The Jews were also politically discriminated against as laws were laid excluding them from government jobs which introduced the “Aryan clause” this would have caused some upset with the Jews as they would think that their views were no longer taken into account and that they could not make a difference in Germany. To put things simply about political discrimination I would say that the Jews were not allowed to have any high ranking or important position in the German government.
The Jews were also economically discriminated against with the first official boycotts of Jewish shops and professions taking place from April 1933 onwards. Not only would this have been bad for business but this would have also caused the loss of Jewish jobs and created a bad atmosphere for all Jews with professions that were targeted. In 1938 a decree was passed to eliminate Jews from economic life, they were banned from shops, businesses and all trade. This would have destroyed the lives of many Jewish businessmen and sent them into the gutter.
Kristallnacht took place on November 9th 1938 and was a mixture of social, economic and educational persecution. Hundreds of shops and department stores had their windows smashed and their contents looted and destroyed while Jewish homes were broken into and vandalized. This had a social and economic effect on the Jews, it was hard for them to understand what or why this was happening to them. Around 25,000 men were rounded up and later sent to concentration camps this would have been devastating to the Jewish community, to have so many of the men they would have relied on for support to be simply taken away was shocking to the Jewish community. Jewish school children were also rounded up from schools and taken away.

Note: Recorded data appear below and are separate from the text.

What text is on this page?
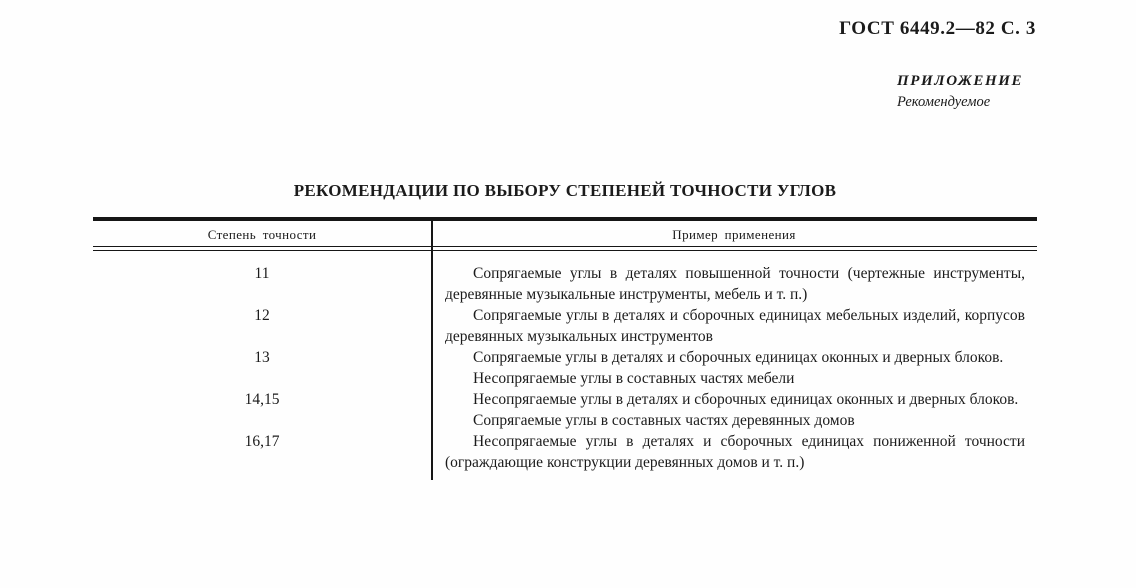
ГОСТ 6449.2—82 С. 3
ПРИЛОЖЕНИЕ
Рекомендуемое
РЕКОМЕНДАЦИИ ПО ВЫБОРУ СТЕПЕНЕЙ ТОЧНОСТИ УГЛОВ
Степень точности	Пример применения
11	Сопрягаемые углы в деталях повышенной точности (чертежные инструменты, деревянные музыкальные инструменты, мебель и т. п.)

12	Сопрягаемые углы в деталях и сборочных единицах мебельных изделий, корпусов деревянных музыкальных инструментов

13	Сопрягаемые углы в деталях и сборочных единицах оконных и дверных блоков.

Несопрягаемые углы в составных частях мебели

14,15	Несопрягаемые углы в деталях и сборочных единицах оконных и дверных блоков.

Сопрягаемые углы в составных частях деревянных домов

16,17	Несопрягаемые углы в деталях и сборочных единицах пониженной точности (ограждающие конструкции деревянных домов и т. п.)
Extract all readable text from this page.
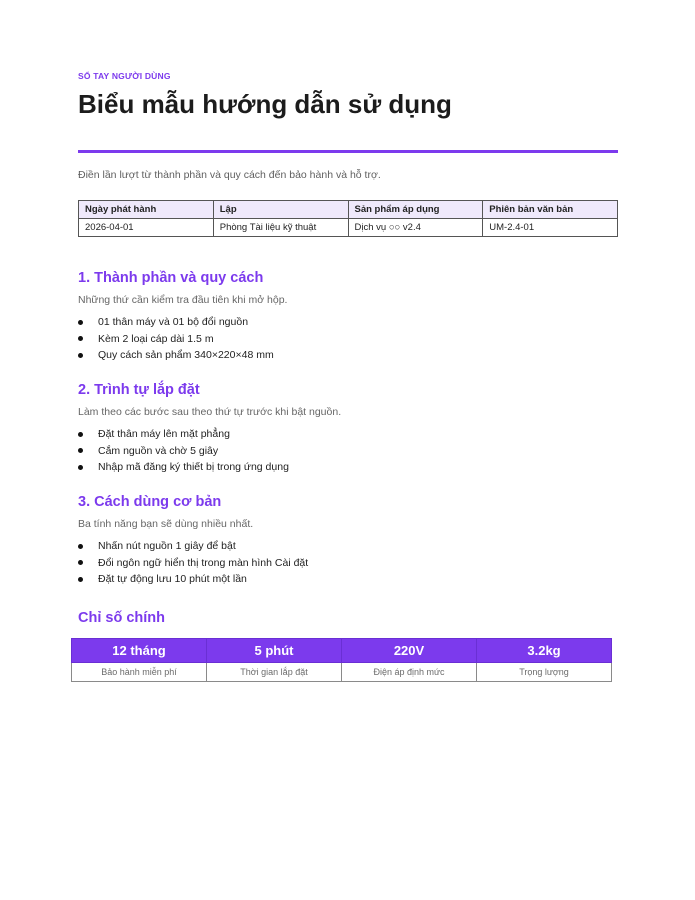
SỔ TAY NGƯỜI DÙNG
Biểu mẫu hướng dẫn sử dụng
Điền lần lượt từ thành phần và quy cách đến bảo hành và hỗ trợ.
Ngày phát hành	Lập	Sản phẩm áp dụng	Phiên bản văn bản
2026-04-01	Phòng Tài liệu kỹ thuật	Dịch vụ ○○ v2.4	UM-2.4-01
1. Thành phần và quy cách
Những thứ cần kiểm tra đầu tiên khi mở hộp.
01 thân máy và 01 bộ đổi nguồn
Kèm 2 loại cáp dài 1.5 m
Quy cách sản phẩm 340×220×48 mm
2. Trình tự lắp đặt
Làm theo các bước sau theo thứ tự trước khi bật nguồn.
Đặt thân máy lên mặt phẳng
Cắm nguồn và chờ 5 giây
Nhập mã đăng ký thiết bị trong ứng dụng
3. Cách dùng cơ bản
Ba tính năng bạn sẽ dùng nhiều nhất.
Nhấn nút nguồn 1 giây để bật
Đổi ngôn ngữ hiển thị trong màn hình Cài đặt
Đặt tự động lưu 10 phút một lần
Chỉ số chính
12 tháng	5 phút	220V	3.2kg
Bảo hành miễn phí	Thời gian lắp đặt	Điện áp định mức	Trọng lượng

I think that by the time Kristallnacht had taken place the Jewish community had been hit in every way possible and Kristallnacht was the final step in persecution before it escalated to murder. Kristallnacht had a devastating effect on the Jews putting them below anyone else in Germany and the Jewish community saw this and understood that they would be targeted no matter if they stayed out of the way of the Nazis, which had been the general assumption before. I think that Kristallnacht was the final step in separating the Jewish community from the rest of Germany.